Most of the complications associated to bronchoscopy are related to changes of the respiratory function during or after its performance. Prevention of complications should be achieved by understanding the effects of bronchoscopic procedures and their relation to the pulmonary function deterioration. Previous studies regarding the functional impairment caused by bronchoalveolar lavage (BAL) were mostly limited by the presence of interferent factors such as sedative drugs. Furthermore, it is not clear whether or not patients with different ventilatory disturbances present the same functional response to bronchoscopy and BAL. The aim of this study was to determine the additional effects of BAL over the respiratory function deterioration related to bronchoscopy in patients with different respiratory function profiles (normal, restrictive and obstructive). Forty patients submitted to bronchoscopy without premedication were divided into four groups: group I-normal pulmonary function submitted to basic bronchoscopy; group II-bronchoscopy in combination with BAL, subdivided according to pulmonary function: group IIa (normal function), group IIb (restrictive ventilatory disturbances) and group IIc (obstructive ventilatory disturbances). Spirometry was made before and after the bronchoscopic procedure. Baseline hemoglobin saturation was compared to the lowest level during the procedure. Functional worsening caused by the procedure was observed with a decrease in forced vital capacity (FVC), forced expiratory volume in the first second (FEV(1)) and Hemoglobin saturation in all groups. Comparison between groups showed no significant difference regarding the changes in FVC (P=0.8324), FEV(1) (P=0.6952) and hemoglobin saturation (P=0.5044). We conclude that standardized BAL, like the one used in our study, does not result in an increased risk for ventilatory impairment compared to bronchoscopy itself, independently of the presence of previous respiratory disease.
大多数与支气管镜检查相关的并发症都与检查过程中或检查后呼吸功能的变化有关。
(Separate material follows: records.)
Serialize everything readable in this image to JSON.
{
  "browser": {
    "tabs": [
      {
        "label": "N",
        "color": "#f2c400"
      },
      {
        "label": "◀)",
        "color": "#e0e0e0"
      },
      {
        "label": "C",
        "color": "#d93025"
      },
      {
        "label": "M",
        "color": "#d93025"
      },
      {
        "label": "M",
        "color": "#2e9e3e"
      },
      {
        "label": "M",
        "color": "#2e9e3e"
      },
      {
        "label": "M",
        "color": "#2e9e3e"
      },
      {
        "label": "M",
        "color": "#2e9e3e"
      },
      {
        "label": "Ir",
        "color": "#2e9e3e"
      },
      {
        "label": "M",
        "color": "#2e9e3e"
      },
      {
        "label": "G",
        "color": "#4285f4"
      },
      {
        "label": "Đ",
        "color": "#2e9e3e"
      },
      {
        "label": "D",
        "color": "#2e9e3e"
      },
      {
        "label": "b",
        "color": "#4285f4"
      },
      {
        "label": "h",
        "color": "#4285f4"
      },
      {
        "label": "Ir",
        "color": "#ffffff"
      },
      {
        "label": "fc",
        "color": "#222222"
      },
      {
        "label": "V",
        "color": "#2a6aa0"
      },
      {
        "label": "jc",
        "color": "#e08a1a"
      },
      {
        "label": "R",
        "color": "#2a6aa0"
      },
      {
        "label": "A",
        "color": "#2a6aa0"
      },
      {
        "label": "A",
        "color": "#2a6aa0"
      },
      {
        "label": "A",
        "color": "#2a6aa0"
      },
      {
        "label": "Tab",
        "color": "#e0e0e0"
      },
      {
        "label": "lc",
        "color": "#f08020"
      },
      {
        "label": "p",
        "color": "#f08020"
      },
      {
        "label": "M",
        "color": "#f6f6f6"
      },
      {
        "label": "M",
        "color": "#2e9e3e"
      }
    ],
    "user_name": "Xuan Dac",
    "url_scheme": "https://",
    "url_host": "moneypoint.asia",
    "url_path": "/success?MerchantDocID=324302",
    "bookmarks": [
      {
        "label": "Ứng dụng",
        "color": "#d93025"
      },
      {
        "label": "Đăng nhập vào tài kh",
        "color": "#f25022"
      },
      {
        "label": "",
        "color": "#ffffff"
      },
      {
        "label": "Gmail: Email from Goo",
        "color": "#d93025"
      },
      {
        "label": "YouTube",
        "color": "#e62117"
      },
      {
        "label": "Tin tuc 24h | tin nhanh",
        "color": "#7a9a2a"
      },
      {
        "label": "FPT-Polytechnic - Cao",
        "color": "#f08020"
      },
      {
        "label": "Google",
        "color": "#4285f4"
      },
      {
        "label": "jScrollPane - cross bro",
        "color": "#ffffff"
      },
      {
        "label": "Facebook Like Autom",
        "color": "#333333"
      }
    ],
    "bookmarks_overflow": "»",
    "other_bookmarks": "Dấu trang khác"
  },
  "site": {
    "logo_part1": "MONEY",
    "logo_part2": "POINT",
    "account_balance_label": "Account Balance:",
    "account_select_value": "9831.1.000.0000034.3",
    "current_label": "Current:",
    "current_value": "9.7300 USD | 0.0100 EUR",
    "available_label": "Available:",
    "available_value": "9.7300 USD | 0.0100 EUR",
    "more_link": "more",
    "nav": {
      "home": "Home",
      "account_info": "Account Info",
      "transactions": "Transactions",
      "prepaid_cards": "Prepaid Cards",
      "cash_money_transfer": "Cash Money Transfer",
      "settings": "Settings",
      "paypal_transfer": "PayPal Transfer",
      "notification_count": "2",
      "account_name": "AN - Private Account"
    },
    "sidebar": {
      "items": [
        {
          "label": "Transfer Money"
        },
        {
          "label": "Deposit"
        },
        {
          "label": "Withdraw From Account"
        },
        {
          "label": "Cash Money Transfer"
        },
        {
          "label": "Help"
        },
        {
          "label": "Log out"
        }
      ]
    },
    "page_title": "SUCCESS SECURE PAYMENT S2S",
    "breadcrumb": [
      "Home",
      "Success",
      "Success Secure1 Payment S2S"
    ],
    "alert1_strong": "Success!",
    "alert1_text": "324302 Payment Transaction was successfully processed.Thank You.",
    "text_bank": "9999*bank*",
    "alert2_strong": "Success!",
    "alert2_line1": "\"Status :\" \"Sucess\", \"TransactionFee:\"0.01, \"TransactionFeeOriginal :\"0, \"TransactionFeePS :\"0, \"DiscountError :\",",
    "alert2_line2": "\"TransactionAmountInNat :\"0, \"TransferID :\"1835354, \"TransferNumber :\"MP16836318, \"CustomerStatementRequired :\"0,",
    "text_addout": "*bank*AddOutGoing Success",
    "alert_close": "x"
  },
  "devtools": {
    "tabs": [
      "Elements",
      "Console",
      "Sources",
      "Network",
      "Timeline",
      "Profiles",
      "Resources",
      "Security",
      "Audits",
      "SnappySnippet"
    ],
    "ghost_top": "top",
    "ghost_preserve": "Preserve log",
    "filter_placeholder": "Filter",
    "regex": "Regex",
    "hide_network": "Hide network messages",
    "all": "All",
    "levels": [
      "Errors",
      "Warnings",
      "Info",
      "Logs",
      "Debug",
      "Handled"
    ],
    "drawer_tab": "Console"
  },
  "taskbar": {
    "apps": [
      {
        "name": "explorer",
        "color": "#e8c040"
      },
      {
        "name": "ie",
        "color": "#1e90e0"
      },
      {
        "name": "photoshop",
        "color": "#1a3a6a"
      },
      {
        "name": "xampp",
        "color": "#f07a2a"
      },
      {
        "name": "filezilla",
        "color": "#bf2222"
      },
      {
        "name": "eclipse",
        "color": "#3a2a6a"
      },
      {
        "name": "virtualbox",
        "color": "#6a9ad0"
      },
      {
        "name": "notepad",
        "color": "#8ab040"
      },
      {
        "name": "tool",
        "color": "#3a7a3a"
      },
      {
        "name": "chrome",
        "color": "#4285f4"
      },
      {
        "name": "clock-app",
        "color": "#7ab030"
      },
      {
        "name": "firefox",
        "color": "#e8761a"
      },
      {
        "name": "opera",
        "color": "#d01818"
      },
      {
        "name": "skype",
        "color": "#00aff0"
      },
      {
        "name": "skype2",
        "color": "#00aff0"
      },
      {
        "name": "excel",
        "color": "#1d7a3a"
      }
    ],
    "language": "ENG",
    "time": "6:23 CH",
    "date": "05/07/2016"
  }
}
预防并发症应通过了解支气管镜检查操作的影响及其与肺功能恶化的关系来实现。以往关于支气管肺泡灌洗(BAL)所致功能损害的研究大多受到诸如镇静药物等干扰因素的限制。此外,不同通气障碍的患者对支气管镜检查和BAL是否呈现相同的功能反应尚不清楚。本研究的目的是确定在不同呼吸功能状况(正常、限制性和阻塞性)的患者中,BAL对与支气管镜检查相关的呼吸功能恶化的额外影响。40例未进行术前用药而接受支气管镜检查的患者被分为四组:第一组——肺功能正常接受基本支气管镜检查;第二组——支气管镜检查联合BAL,根据肺功能再细分:第二a组(功能正常)、第二b组(限制性通气障碍)和第二c组(阻塞性通气障碍)。在支气管镜检查前后进行肺活量测定。将基线血红蛋白饱和度与检查过程中的最低水平进行比较。观察到所有组在检查过程中用力肺活量(FVC)、第一秒用力呼气量(FEV₁)和血红蛋白饱和度下降,提示检查导致功能恶化。组间比较显示,FVC变化(P = 0.8324)、FEV₁变化(P = 0.6952)和血红蛋白饱和度变化(P = 0.5044)无显著差异。我们得出结论,与支气管镜检查本身相比,如我们研究中使用的标准化BAL不会增加通气功能受损的风险,与既往是否存在呼吸系统疾病无关。